New projects, same problems
After a couple of years, I moved on to new challenges. I went on to help multiple large tech companies create products that served millions of users. With each new project, it became increasingly clear that no one else seems to have a good way of improving their UX predictably and really serving their user's needs. These companies took their UX seriously. Engineering teams were plugged into the UX design process and listening to users directly. There were meetings where everyone reviewed customer complaints and user research to refine and improve product road maps. We spent a ton of time focusing on improving the UX but we didn't seem to make much progress. something was missing. Data.
Despite all of the planning and product and UI design meetings, they lacked the data necessary to validate which changes would provide the most value. As a result, the products struggled to reach the performance metrics that were important to management. The teams would debate over which part of the design or user flow was the cause of their users bouncing. Since they didn't have the necessary data, they were left improving their UX blindly. They were reviewing the designs regularly, but they didn't measure them against anything. With no way to knowing if changes would actually impact the user experience, they would use vague metrics like returning visitors or the number of complaints and then conjure meaning out of the chaos. It wasn't very effective.
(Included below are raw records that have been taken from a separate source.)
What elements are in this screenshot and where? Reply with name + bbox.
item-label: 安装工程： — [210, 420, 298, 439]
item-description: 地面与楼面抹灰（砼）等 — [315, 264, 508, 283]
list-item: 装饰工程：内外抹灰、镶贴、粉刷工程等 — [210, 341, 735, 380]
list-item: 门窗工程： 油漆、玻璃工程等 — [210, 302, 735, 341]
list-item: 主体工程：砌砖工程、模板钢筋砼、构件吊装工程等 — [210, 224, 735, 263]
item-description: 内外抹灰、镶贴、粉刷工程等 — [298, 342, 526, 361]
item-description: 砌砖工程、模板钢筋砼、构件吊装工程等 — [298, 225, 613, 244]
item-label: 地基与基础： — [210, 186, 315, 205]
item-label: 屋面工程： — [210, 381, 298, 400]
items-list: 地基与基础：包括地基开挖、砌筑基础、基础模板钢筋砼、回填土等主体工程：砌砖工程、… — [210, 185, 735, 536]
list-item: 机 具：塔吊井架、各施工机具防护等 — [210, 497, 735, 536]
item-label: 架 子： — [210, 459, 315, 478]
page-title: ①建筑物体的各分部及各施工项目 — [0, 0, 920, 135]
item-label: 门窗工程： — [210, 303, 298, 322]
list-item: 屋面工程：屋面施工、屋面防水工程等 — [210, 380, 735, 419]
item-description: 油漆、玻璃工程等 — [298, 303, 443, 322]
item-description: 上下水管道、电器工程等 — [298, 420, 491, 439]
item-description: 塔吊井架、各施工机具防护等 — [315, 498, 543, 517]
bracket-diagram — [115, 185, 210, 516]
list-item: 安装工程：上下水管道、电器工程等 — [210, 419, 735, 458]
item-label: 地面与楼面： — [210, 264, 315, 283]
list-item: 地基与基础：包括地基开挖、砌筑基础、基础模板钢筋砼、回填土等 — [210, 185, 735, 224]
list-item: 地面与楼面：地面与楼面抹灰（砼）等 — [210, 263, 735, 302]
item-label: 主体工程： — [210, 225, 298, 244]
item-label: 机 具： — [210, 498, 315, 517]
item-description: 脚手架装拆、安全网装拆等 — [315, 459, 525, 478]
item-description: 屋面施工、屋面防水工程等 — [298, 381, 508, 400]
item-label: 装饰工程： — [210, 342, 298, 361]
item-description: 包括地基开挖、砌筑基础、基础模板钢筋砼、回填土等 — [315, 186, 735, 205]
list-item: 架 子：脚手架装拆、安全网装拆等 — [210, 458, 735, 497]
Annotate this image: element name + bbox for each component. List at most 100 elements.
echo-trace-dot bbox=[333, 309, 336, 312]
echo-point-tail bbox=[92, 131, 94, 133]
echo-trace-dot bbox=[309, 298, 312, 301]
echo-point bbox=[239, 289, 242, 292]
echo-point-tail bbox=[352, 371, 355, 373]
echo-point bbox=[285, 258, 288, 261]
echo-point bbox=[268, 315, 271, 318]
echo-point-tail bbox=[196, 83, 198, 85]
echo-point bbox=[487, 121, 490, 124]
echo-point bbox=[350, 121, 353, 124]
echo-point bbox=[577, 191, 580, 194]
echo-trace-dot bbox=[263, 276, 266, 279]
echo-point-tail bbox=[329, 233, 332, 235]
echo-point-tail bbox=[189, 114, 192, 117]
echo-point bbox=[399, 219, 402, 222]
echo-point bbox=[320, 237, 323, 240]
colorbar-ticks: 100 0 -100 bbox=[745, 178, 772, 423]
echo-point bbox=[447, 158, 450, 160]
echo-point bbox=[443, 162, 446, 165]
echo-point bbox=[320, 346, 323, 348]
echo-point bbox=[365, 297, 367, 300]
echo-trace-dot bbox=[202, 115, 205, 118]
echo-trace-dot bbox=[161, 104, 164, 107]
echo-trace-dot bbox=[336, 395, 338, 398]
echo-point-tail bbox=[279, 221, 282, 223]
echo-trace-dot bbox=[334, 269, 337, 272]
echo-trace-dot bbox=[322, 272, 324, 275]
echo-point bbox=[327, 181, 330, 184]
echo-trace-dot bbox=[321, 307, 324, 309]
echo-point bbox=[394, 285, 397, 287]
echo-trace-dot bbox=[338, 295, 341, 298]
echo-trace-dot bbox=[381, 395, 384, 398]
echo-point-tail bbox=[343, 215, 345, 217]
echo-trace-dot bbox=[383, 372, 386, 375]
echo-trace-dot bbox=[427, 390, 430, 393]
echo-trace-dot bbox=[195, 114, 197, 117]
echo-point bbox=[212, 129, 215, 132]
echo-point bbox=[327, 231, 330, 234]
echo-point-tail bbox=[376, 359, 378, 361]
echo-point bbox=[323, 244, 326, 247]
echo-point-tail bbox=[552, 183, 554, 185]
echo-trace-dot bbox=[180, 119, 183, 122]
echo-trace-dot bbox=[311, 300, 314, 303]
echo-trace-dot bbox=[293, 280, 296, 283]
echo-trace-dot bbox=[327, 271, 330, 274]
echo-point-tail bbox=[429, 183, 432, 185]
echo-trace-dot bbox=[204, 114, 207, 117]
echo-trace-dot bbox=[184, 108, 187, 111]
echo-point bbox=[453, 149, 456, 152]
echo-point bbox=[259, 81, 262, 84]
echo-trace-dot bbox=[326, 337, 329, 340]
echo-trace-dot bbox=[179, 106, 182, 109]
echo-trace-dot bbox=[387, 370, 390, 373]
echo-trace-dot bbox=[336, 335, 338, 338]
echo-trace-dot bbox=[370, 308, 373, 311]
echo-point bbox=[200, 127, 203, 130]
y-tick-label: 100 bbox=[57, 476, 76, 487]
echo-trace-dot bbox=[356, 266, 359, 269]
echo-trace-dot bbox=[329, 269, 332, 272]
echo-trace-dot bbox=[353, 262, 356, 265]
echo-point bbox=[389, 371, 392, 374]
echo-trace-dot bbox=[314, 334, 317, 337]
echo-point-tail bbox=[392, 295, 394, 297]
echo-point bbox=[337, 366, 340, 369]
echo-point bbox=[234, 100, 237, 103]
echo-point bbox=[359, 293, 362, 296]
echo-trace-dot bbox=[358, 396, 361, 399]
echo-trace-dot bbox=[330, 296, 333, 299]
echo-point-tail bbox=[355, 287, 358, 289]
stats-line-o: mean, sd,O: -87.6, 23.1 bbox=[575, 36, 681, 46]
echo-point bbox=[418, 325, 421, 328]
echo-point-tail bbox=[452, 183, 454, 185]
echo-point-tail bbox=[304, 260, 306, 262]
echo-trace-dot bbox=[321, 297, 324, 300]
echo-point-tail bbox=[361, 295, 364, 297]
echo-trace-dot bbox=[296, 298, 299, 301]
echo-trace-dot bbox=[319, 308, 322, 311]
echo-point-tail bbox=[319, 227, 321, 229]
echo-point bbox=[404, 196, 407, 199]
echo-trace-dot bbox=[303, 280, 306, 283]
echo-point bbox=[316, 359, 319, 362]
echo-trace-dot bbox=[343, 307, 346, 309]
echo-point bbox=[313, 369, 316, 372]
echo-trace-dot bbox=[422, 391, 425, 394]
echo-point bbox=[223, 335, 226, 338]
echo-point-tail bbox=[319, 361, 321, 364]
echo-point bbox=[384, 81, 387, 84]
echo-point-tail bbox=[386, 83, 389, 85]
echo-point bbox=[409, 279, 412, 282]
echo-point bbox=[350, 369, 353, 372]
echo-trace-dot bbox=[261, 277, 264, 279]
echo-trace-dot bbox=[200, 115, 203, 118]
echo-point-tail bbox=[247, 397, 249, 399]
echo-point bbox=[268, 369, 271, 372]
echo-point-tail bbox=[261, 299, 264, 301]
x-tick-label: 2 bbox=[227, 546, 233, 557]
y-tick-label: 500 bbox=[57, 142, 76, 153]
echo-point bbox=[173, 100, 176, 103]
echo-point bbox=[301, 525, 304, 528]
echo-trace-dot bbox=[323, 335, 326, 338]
UX shouldn't be a guessing game.
I believe that creating great user experiences shouldn't be a guessing game. Nor should you rely on experts doing manual audits to keep track of all potential issues on a website. They might be experts, but they aren't machines. People simply don't do well with keeping track of tons of information or doing tedious work for long periods accurately. To make things worse results of manual UX audits are often heavily biased based on the skillset and areas of focus of the people performing the audit.
Instead, the UX audit process should be automated so that UX experts can focus on making the user experience as delightful as possible. Look-see helps teams find UX issues and even offers recommendations on how to make improvements that even help stakeholders understand why various improvements are important. UX is hard, it doesn't also have to be time-consuming and tedious.